Results. Interviews were completed for parents of 5296 children enrolled in SCHIP in the 4 states. By using the Child and Adolescent Health Measurement Initiative CSHCN screener, the prevalence of CSHCN among SCHIP enrollees was 17% (New York), 18% (Florida), and 25% (Kansas), higher than the prevalence of CSHCN reported in the general population in those states. More than half of CSHCN reported the use of a chronic medication. Demographic characteristics of CSHCN were similar to those of children without special needs, although CSHCN were more likely to reside in single-parent households. Although CSHCN had poorer health status than children without special needs, many CSHCN were reported to be in good health, suggesting a wide spectrum of severity of illnesses within the CSHCN group. Although CSHCN were more likely than children without special needs to have been insured before SCHIP, a large proportion of CSHCN were nevertheless uninsured for at least 12 months before SCHIP (New York, 56%; Florida, 68%; Kansas, 24%; Indiana, 25%). Although most SCHIP enrollees had a usual source of care (USC) before SCHIP and there was some variation across states, between 4% and 13% of CSHCN lacked a USC on enrollment, and 23% to 38% of CSHCN changed their USC after enrollment in SCHIP. The majority of all SCHIP enrollees (including CSHCN) had used some health care during the year before SCHIP including preventive, acute, or specialty care. A high proportion of all SCHIP enrollees, including >30% to 40% of CSHCN, were reported to have unmet health care needs at enrollment in SCHIP. A variety of unmet needs were reported by CSHCN including specialty care, mental health care, dental care, and prescription medications. Nevertheless, the vast majority of CSHCN as well as children without special needs rated the quality of their medical care before SCHIP highly on several specific quality measures. Findings from multivariate analyses were similar to bivariate results with CSHCN in several states having higher use of care and more unmet health care needs before enrollment.
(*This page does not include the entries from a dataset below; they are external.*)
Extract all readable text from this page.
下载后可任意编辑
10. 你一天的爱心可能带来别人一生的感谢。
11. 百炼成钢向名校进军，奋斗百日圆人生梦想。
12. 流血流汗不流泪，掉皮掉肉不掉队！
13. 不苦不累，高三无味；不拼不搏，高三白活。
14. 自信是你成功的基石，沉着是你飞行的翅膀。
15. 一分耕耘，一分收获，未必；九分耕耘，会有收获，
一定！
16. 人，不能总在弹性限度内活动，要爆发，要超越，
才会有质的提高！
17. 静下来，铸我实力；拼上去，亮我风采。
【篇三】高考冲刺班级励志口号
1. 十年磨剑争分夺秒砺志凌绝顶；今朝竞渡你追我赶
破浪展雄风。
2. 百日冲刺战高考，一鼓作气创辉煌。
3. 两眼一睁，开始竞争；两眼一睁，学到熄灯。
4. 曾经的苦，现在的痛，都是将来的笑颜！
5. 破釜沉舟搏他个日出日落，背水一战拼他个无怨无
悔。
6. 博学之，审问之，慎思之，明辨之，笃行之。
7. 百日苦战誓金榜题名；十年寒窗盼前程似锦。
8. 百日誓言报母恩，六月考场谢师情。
Conclusions. SCHIP is enrolling many CSHCN, with the prevalence of these children occurring at least as high as the prevalence of CSHCN in the general population. CSHCN enrolled in SCHIP represent a heterogeneous population with a wide range of health status and health care needs. Although most CSHCN were already connected to the health care system with a USC and prior health care visits, many had unmet health care needs before enrolling in SCHIP.
Implications for Monitoring and Improving SCHIP for CSHCN Enrollees. 1) SCHIP benefit packages need to adequately cover services required by CSHCN such as prescription medications and specialty, mental health, developmental, and home services; 2) because utilization of care will be high among this large group of children, alternative methods of financing and managing care should be considered such as risk adjustment and special programs that involve case management and care coordination; 3) coordination of care across programs (such as between SCHIP and the state Title V Maternal and Child Health Services program, a component of which serves CSHCN) and ensuring adequate access to primary care and specialty providers might improve access to services for CSHCN; and 4) it is critical to monitor the quality of care for CSHCN enrolled in SCHIP, because these children are among the most vulnerable children covered by public health insurance programs and many of them are enrolling in SCHIP.